Voilà bientôt 25 ans que Journal d'un album est sortie et mine de rien, c'est une des bds que l'on retrouve souvent citées parmi les meilleurs produits par l'Association. Et s'il est encore réédité, c'est qu'il a dû marquer. Sans doute parce que c'est une des premières fois que l'on a droit à un album auto-biographique sur un travail en cours (Lewis Trondheim fera la même chose peu de temps plus tard avec son Approximativement.)
Peut-être aussi parce qu'une époque le duo Dupuy-Berberian était atypique dans la bd française : c'était le seul duo d'auteur qui dessinait et scénarisait tous les deux la même bd et réussissaient pourtant à avoir quelque chose d'unis.
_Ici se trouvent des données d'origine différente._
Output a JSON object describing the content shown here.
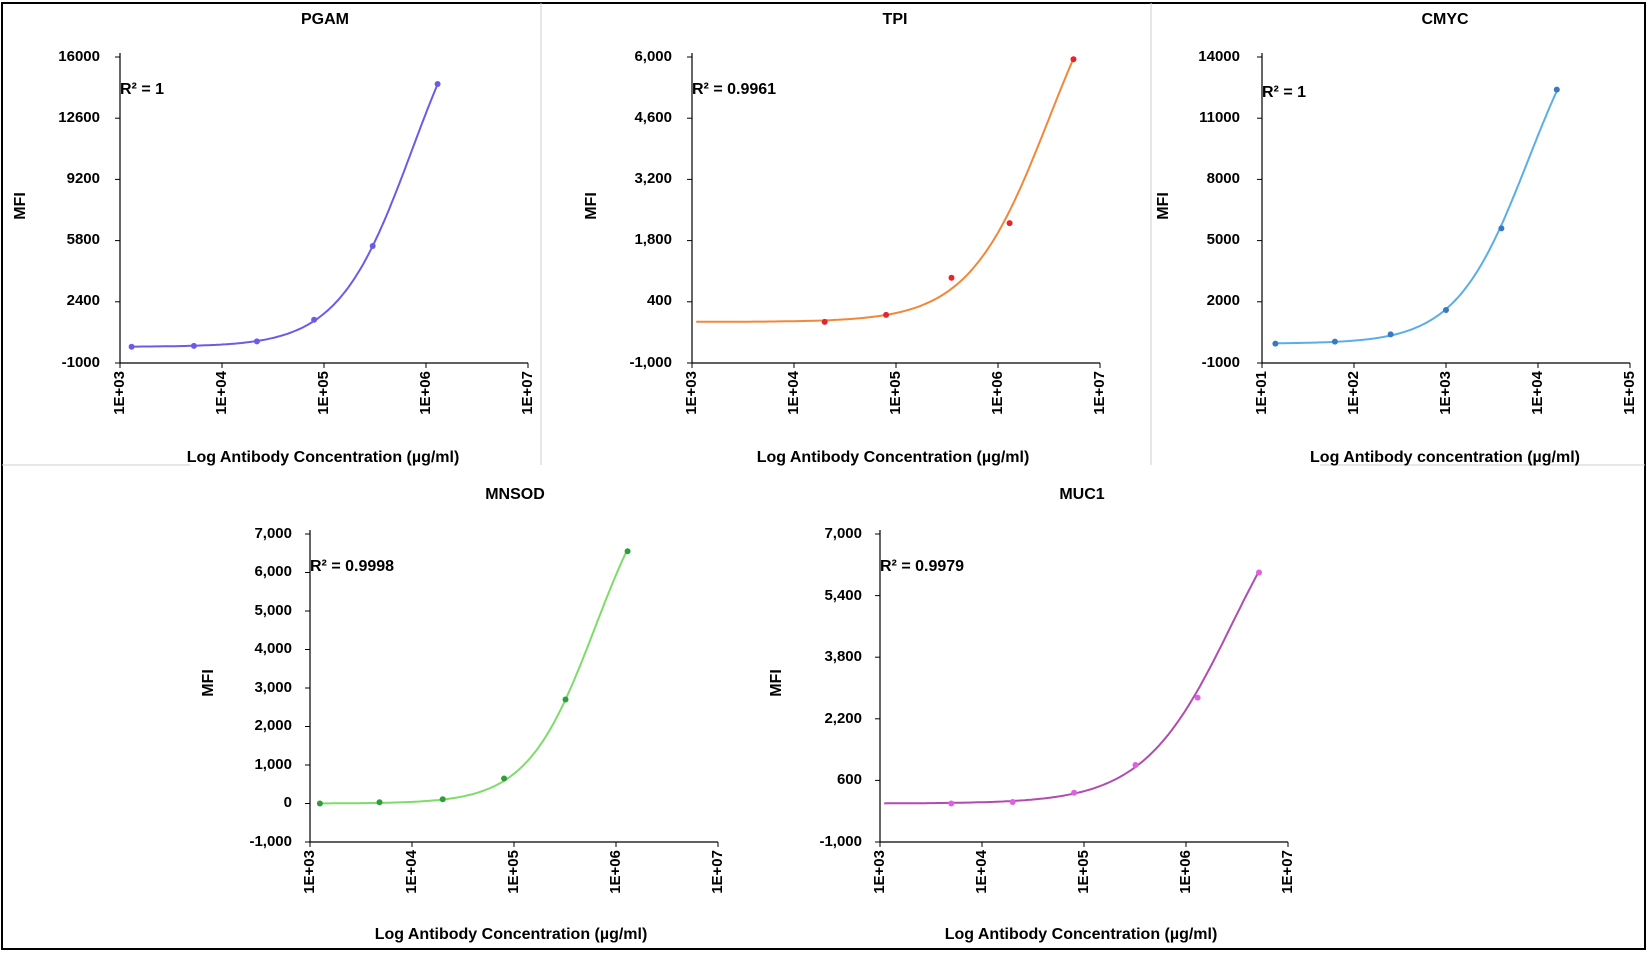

Dans les années 90 c'était les rares auteurs capables à la fois de bosser pour des boites comme Fluide Glacial ou Bayard Presse tout en ayant parallèlement un pied dans la bd indé avant que pas mal de gens fassent de même. (Journal d'un album sera d'ailleurs l'un des seuls albums qu'ils ont publiés à l'Association, une bizarrerie qui est soulignée plusieurs fois dans l'album.)
Et évidemment, au lieu de parler de la confection de l'album (ou si peu) ces deux là parlent de leurs vies. On retrouve le thème de l'auteur de bd qui a une trentaine d'année, qui vient d'être papa et assume mal d'être déjà devenu adulte. A l'époque, non seulement c'était pas un poncif mais à le relire on sent cette franchise et cette fragilité derrière les doutes et les incertitudes.
Au départ le récit de Berberian est plutôt comique et léger et basé sur la perception du métier d'auteur de bd à l'extérieur et par ses angoisses de gosses. Puis vient celui de Dupuy qui apparaît au départ comme plutôt vain (celui-ci se demandant s'il arrivera à dire quelque chose et rame) puis il se lâche complètement et offre le récit d'un passage à vide, d'une période de déprime qu'il a vécu et ce qu'il raconte est très touchant. Au final, on touche du doigt deux récits auto-biographique assez intéressant qu'il est à mettre en parallèle des problèmes connus par leur maison d'édition et de ce qu'ils parlaient à ce moment là dans monsieur Jean (leur personnage devant affronter le fait d'être un papa trentenaire.)
On sent tout en lisant la bd que celle-ci a fait office de catharsis aux deux auteurs et c'est franchement pas désagréable à lire.